On its 100th Anniversary, the World's First Electronic Instrument Continues to Awe
Ethereal hums buzz around the walls of an industrial storage room in Williamsburg, now used as a makeshift classroom. It’s a brisk March afternoon, and the renowned theremin performer and instructor Dorit Chrysler guides nine eager participants in an interactive lesson about the theremin—the world’s oldest electronic instrument and the only one that produces sounds without any direct contact from the player.
“We have a beautiful dissonant cluster here,” says Chrysler. That’s a generous way of saying that everyone is a little out of tune but showing improvement.
Besides frequent lessons like the one in Williamsburg, Chrysler hosts theremin-building workshops, orchestral performances, and kids classes as the cofounder of the NY Theremin Society. She also collaborates with theremin players around the world and advocates for the instrument’s legitimization in prestigious music circles.
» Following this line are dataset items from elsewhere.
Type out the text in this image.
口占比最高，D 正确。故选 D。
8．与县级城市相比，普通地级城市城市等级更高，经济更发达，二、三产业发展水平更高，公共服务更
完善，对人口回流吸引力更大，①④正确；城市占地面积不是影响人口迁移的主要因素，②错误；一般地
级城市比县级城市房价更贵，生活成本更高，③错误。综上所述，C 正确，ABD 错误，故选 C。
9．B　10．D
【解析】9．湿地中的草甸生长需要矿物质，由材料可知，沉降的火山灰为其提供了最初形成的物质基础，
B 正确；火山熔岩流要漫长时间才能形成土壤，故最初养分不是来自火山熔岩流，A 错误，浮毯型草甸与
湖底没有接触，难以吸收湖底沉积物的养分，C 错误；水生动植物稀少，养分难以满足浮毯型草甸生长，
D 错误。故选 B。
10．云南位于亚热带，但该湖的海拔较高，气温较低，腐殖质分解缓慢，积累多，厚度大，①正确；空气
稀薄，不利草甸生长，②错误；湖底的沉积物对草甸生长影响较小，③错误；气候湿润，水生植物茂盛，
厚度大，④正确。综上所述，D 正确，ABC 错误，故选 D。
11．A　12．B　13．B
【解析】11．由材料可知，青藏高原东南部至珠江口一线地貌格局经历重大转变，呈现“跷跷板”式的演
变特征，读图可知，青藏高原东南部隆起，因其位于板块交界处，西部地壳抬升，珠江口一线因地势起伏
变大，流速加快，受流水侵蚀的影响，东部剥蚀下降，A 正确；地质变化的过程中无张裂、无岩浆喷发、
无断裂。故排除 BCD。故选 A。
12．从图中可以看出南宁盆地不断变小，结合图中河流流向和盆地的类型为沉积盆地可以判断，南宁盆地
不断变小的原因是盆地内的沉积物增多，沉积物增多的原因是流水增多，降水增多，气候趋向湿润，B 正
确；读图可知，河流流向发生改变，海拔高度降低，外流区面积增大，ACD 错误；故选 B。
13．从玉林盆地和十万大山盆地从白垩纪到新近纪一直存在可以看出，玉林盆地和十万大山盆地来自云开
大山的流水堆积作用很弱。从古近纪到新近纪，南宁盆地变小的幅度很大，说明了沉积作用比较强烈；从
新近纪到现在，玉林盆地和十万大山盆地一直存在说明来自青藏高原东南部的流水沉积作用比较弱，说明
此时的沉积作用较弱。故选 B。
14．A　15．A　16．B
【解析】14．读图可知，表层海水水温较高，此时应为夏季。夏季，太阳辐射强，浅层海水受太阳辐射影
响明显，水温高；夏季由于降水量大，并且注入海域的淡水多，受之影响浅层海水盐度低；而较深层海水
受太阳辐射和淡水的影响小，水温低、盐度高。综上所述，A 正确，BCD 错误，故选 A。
The theremin turns 100 this year, at a time when for decades now musicians and recording artists have opted for software and digital synthesizers to replace the sounds of analog instruments. But an ever-growing community of theremin players is fighting to keep the instrument alive, despite its obscure origins and challenging learning curve. They point to the meditative qualities of playing the theremin as well as the expressive, haunting sound that the instrument produces, which can’t be fully replicated digitally.
The theremin was created accidentally when an eccentric Russian scientist named Léon Theremin was experimenting with electromagnetic fields. He noticed he could alter the pitch of a sound by moving his hands around an antenna and gradually turned his discovery into a musical instrument. Theremin developed new prototypes until he came up with one that included two antennas—one for controlling volume, the other pitch—as recounted by Albert Glinsky in his book, Theremin: Ether Music and Espionage.
In the late 1920s, Theremin landed in New York City and secured a deal with RCA to create a mass-produced version of the instrument, using commonly available parts. Although it never gained mainstream success, the theremin became an important feature of New York’s avant-garde music scene. The instrument and its descendants appeared in everything from pop songs like the Beach Boys’ “Good Vibrations” to the eerie sound effects in horror films.
More recently, the NY Theremin Society has curated performances at ISSUE Project Room, Pioneer Works, and other experimental venues across the city. An album released by the NY Theremin Society to celebrate the instrument’s 100th anniversary features pieces by musicians from 18 countries, including Japan, Switzerland, and the Netherlands. Japan, in particular, has cultivated a vibrant theremin scene, and in 2013, 272 players set a world record for the largest theremin ensemble ever assembled.
Theremin performances are inherently theatrical—players’ expressive movements translate directly to the sounds that the audience hears. The act of playing is also a metaphysical experience for many performers who become hyper aware of subtle body movements and breaths that shift the instrument’s pitch. As Chrysler puts it, “your body is turned into the instrument.” For example, rapidly moving one’s hand back and forth causes the theremin to quiver, like a guitar’s whammy bar or the vibrato of an opera singer.
“On a good day, when things are really working, you imagine that you can feel the air,” says composer and thereminist Rob Schwimmer.
Schwimmer has worked with acts as varied as the pop supergroup Simon & Garfunkel and Grammy-award winning jazz musician Esperanza Spalding. He says the theremin’s idiosyncrasies are also what make it especially difficult to play, especially at the beginning stages. “I was convinced a few times it had to be a hoax because it was the most impossible thing,” Schwimmer says.
Electronic music pioneer Robert Moog cited the theremin as his inspiration to begin exploring electronic sounds in the mid-20th century. Although Moog became most famous for creating the first commercial synthesizer, his company also helped popularize the theremin by producing its own versions of the instrument. Moog’s modern edition, The Theremini—now equipped with numerous tonal choices and pitch-correction applications—is among the most commonly available models today.
When the theremin became accessible to the public, it was often misunderstood as a gimmicky toy that was only capable of producing strange sound effects. With no reference points, like piano keys or guitar strings, novices found it particularly difficult to play coherent melodies.
Although the number of casual theremin players has ballooned in recent years, partly because of reduced production costs, Schwimmer says the community of professional, classically-trained players remains relatively tight-knit.
Besides teaching newcomers about the theremin’s history, players hope to promote its respect in prominent music institutions and orchestral settings. Chrysler, for her part, has performed in Russia with the descendants of Theremin himself and, in an ode to the theremin’s scientific roots, she has also played the instrument deep underground at the Large Hadron Collider in Switzerland, where scientists study particle physics.
Back at the theremin workshop, students were mesmerized by the wispy sounds of Chrysler’s theremin as she performed “The Swan,” an elegant melody that Theremin often played for spectators. When it was their turn to play, the musicians were still struggling to hold a single note. They were hooked, nonetheless, by the cosmic power of the instrument. They noticed, perhaps for the first time, that their fingers could wield sounds out of thin air.